Es ist nicht die einzige Verbindung zwischen dem prämierten Programm und der Jury. Fonger und Luckey treten als Vertreter der Hochschule und der Handelskammer in Bremen auch als Kooperationspartner des Stipendiums „Die Besten für den Nordwesten“ auf, das besonders begabte Studenten finanziell und ideell fördern soll.

Haben da etwa Rotarier ihrem Club einen mit 10 000 Euro dotierten Preis zugeschoben? Und haben Juroren zugunsten eines Projekts entschieden, von dem ihre Arbeitgeber profitieren? Anna Meincke, Geschäftsführerin der Metropolregion, hält diese Vorwürfe für abwegig. Die Rotary-Mitgliedschaft von vier Juroren habe „ziemlich sicher keinerlei Auswirkungen“ auf die Entscheidung gehabt. Die doppelt involvierte Luckey habe an den Jurysitzungen gar nicht teilgenommen – aus terminlichen Gründen.
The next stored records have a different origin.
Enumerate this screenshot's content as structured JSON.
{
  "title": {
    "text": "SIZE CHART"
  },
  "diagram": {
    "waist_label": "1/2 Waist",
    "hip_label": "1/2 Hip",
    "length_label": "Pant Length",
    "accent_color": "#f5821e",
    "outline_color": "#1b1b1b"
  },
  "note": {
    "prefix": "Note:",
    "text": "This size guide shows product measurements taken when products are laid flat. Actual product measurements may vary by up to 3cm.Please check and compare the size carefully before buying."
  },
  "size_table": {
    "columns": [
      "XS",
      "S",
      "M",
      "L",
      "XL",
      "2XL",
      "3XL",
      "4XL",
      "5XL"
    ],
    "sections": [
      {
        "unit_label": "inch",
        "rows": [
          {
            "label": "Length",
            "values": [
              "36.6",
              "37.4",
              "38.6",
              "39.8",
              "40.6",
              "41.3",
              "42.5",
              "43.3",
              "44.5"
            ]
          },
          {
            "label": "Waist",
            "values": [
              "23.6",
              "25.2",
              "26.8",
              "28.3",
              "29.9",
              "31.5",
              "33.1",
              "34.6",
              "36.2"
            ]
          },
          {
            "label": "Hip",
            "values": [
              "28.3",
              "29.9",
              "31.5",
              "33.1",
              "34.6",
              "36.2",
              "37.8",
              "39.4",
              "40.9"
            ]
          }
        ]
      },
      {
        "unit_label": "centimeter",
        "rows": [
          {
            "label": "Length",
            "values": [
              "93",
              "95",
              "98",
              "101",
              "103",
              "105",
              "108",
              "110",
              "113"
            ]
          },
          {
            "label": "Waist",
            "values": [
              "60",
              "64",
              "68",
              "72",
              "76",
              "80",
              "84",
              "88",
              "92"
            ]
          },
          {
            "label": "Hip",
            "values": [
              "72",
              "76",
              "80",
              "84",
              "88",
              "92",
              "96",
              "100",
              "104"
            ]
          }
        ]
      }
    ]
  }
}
Auch Jurymitglied Jörg Bensberg, Erster Vorsitzender der Metropolregion, wiegelt ab. „Wir sind alle in der Lage, differenziert zu denken.“ Mit Blick auf die rotarischen Juroren sagt er: „Das sind alles Profis.“

Nach Angaben von Meincke fielen alle Entscheidungen der Jury einstimmig. Theoretisch hätte auch eine einfache Mehrheit genügt.

Dass Rotary-Mitglieder befangen sein könnten, wenn sie einem Projekt ihrer Organisation einen gut dotierten Förderpreis zusprechen, hat sich bei der Metropolregion offenbar niemand klar gemacht. Die Verbindungen waren offenbar nicht bekannt. Meincke wusste jedenfalls nicht, dass die Jury derart stark mit Rotariernbesetzt ist.

Doch die Geschäftsführerin erkennt auch kein Geschmäckle, als sie mit dem Fall konfrontiert wird. „Das Problem werden sie immer haben.“ Bei einer derart hochkarätig besetzten Jury werde es immer einzelne Mitglieder geben, die mit dem ein oder anderen Projekt verbunden seien. Dem Vorwurf, dass dann die Jury zwar prominent aber nicht mehr unabhängig ist, widerspricht sie nicht.